More recently, sentence or document encoders which produce contextual token representations have been pre-trained from unlabeled text and fine-tuned for a supervised downstream task.
The advantage of these approaches is that few parameters need to be learned from scratch. At least partly due to this advantage, OpenAI GPT achieved previously state-of-the-art results on many sentence-level tasks from the GLUE benchmark. Left-to-right language modeling and auto-encoder objectives have been used for pre-training such models.
5.6.2.3 Transfer Learning from Supervised Data
There has also been work showing effective transfer from supervised tasks with large datasets, such as natural language inference and machine translation. Computer vision research has also demonstrated the importance of transfer learning from large pre-trained models, where an effective recipe is to fine-tune models pre-trained with ImageNet.
5.6.3 BERT
We introduce BERT and its detailed implementation in this section. There are two steps in our framework: pre-training and fine-tuning. During pre-training, the model is trained on unlabeled data over different pre-training tasks. For fine-tuning, the BERT model is first initialized with the pre-trained parameters, and all of the parameters are fine-tuned using labeled data from the downstream tasks. Each downstream task has separate fine-tuned models, even though they are initialized with the same pre-trained parameters. Thequestion-answering example in Figure 1 will serveas a running example for this section.
A distinctive feature of BERT is its unified architecture across different tasks. There is minimal difference between the pre-trained architecture and the final downstream architecture.
Model Architecture
BERT’s model architecture is a multi-layer bidirectional Transformer encoder based on the original implementation described in Vaswani et al. (2017) and released in the tensor2tensor library. Because the use of Transformers has become common and our implementation is almost identical to the original, we will omit an exhaustive background description of the model architecture and refer readers to Vaswani et al. (2017) as well as excellent guides such as "The Annotated Transformer."
In this work, we denote the number of layers (i.e., Transformer blocks) as \(L\), the hidden size as \(H\), and the number of self-attention heads as \(A\). We primarily report results on two model sizes: \({BERT}_{BASE}\) (L=12, H=768, A=12, Total Parameters=110M) and) \({BERT}_{LARGE}\) (L=24, H=1024,A=16, Total Parameters=340M).

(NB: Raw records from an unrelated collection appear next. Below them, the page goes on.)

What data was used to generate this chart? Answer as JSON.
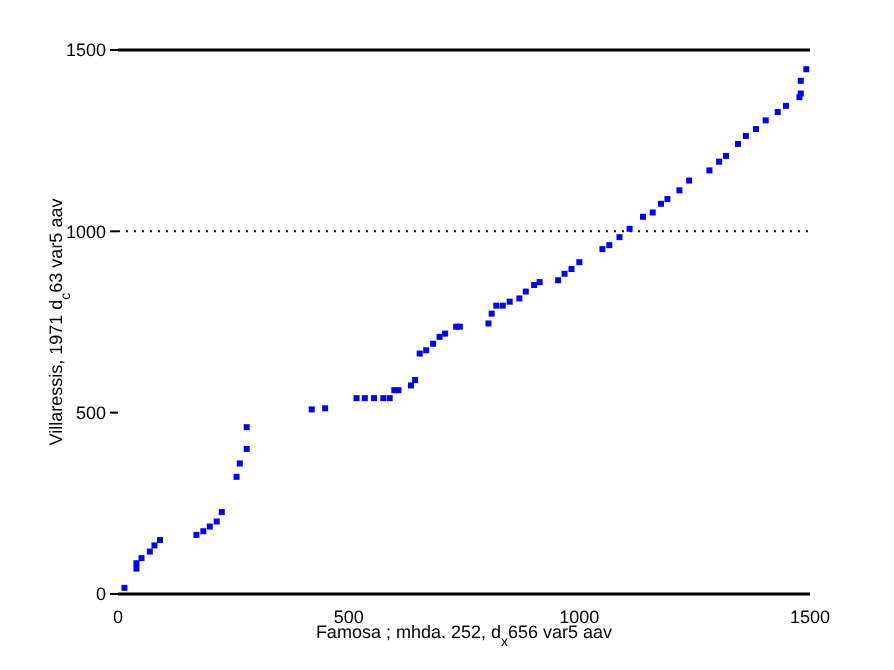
{
  "chart_data": {
    "type": "scatter",
    "xlabel": "Famosa ; mhda. 252, d$_{x}$656 var5 aav",
    "ylabel": "Villaressis, 1971 d$_{c}$63 var5 aav",
    "xlim": [
      0,
      1500
    ],
    "xticks": [
      0,
      500,
      1000,
      1500
    ],
    "ylim": [
      0,
      1500
    ],
    "yticks": [
      0,
      500,
      1000,
      1500
    ],
    "marker": "square",
    "ref_lines": [
      {
        "axis": "y",
        "value": 1000,
        "color": "#000000",
        "line_style": "dotted"
      }
    ],
    "series": [
      {
        "color": "#0000ff",
        "x": [
          14,
          40,
          40,
          51,
          69,
          79,
          91,
          170,
          185,
          199,
          214,
          225,
          257,
          264,
          279,
          279,
          420,
          449,
          517,
          535,
          555,
          575,
          589,
          599,
          608,
          635,
          644,
          654,
          668,
          683,
          697,
          709,
          733,
          741,
          803,
          810,
          820,
          834,
          849,
          870,
          884,
          902,
          914,
          954,
          968,
          983,
          1000,
          1050,
          1065,
          1087,
          1109,
          1138,
          1159,
          1177,
          1191,
          1217,
          1238,
          1282,
          1303,
          1318,
          1344,
          1361,
          1383,
          1404,
          1430,
          1448,
          1477,
          1480,
          1480,
          1492
        ],
        "values": [
          17,
          70,
          85,
          99,
          117,
          134,
          149,
          163,
          173,
          186,
          200,
          226,
          323,
          360,
          400,
          460,
          509,
          512,
          540,
          540,
          540,
          540,
          540,
          562,
          562,
          575,
          590,
          663,
          672,
          690,
          709,
          718,
          737,
          737,
          746,
          773,
          795,
          795,
          806,
          815,
          834,
          852,
          860,
          865,
          883,
          896,
          915,
          951,
          962,
          984,
          1007,
          1040,
          1052,
          1076,
          1089,
          1113,
          1140,
          1168,
          1192,
          1208,
          1241,
          1263,
          1282,
          1306,
          1329,
          1346,
          1370,
          1380,
          1415,
          1447
        ]
      }
    ]
  }
}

\({BERT}_{BASE}\) was chosen to have the same model size as OpenAI GPT for comparison purposes. Critically, however, the BERT Transformer uses bidirectional self-attention, while the GPT Transformer uses constrained self-attention where every token can only attend to context to its left.
Input/Output Representations
To make BERT handle a variety of down-stream tasks, our input representation is able to unambiguously represent both a single sentence and a pair of sentences (e.g., <Question, Answer>) in one token sequence. Throughout this work, a "sentence" can be an arbitrary span of contiguous text, rather than an actual linguistic sentence. A "sequence" refers to the input token sequence to BERT, which may be a single sentence or two sentences packed together.

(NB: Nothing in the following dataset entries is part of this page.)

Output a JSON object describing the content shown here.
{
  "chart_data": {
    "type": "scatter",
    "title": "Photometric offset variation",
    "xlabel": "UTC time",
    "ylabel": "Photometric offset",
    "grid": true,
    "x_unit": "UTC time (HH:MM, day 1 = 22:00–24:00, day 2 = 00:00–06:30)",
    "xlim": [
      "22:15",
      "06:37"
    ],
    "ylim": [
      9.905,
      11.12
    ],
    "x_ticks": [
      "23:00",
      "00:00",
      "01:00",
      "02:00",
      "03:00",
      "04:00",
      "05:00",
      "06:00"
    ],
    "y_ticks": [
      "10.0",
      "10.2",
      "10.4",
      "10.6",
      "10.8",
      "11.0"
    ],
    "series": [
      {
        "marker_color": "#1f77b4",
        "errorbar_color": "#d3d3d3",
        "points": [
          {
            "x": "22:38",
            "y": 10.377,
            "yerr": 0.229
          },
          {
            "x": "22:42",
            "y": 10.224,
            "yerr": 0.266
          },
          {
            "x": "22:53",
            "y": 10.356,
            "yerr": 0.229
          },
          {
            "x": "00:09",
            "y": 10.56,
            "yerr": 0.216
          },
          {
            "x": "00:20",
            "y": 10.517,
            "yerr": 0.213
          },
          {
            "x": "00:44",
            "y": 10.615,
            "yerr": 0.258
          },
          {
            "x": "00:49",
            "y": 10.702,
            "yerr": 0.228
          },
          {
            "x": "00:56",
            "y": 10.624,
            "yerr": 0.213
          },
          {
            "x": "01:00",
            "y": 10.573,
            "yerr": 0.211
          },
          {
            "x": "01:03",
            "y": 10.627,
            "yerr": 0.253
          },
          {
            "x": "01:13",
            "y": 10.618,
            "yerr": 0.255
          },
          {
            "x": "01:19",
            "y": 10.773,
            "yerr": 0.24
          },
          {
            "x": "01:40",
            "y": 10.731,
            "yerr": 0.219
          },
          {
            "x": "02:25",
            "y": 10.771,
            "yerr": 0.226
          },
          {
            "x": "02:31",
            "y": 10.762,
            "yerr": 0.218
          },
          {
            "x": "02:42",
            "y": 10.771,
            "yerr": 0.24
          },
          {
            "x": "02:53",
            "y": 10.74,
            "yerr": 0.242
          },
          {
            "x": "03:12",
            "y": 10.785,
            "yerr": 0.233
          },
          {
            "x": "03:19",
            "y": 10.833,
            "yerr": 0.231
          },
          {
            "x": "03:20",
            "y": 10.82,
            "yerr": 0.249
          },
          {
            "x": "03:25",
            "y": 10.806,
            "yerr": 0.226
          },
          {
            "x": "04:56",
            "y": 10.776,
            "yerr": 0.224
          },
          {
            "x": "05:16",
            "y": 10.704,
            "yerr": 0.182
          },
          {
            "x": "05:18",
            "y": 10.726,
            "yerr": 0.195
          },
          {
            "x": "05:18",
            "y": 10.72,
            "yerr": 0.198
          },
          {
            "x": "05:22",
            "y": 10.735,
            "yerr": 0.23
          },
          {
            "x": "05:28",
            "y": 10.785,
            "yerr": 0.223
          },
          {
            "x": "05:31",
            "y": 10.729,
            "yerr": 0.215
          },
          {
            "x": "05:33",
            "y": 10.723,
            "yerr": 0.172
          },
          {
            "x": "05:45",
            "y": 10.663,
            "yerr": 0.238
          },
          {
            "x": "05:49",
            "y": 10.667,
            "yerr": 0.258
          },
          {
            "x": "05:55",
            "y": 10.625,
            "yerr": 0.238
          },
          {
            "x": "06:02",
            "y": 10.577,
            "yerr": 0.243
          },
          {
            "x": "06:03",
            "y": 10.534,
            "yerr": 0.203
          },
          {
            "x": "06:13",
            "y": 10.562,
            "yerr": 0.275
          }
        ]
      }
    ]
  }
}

We use WordPiece embeddings with a 30,000 token vocabulary. The first token of every sequence is always a special classification token ([CLS]). The final hidden state corresponding to this token is used as the aggregate sequence representation for classification tasks.

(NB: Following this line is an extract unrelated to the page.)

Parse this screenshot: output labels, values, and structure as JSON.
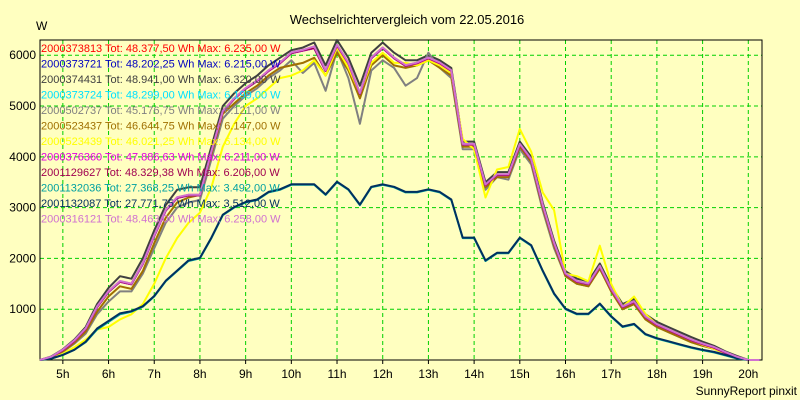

Sentence pairs are packed together into a single sequence. We differentiate the sentences in two ways. First, we separate them with a special token ([SEP]). Second, we add a learned embedding to every token indicating whether it belongs to sentence A or sentence B. As shown in Figure 1, we denote input embedding as \(E\), the final hidden vector of the special [CLS] token as \(C \in \mathbb{R}^H\), and the final hidden vector for the \(i^{th}\) input token as \(T_i \in \mathbb{R}^H\).
For a given token, its input representation is constructed by summing the corresponding token, segment, and position embeddings. A visualization of this construction can be seen in Figure 2.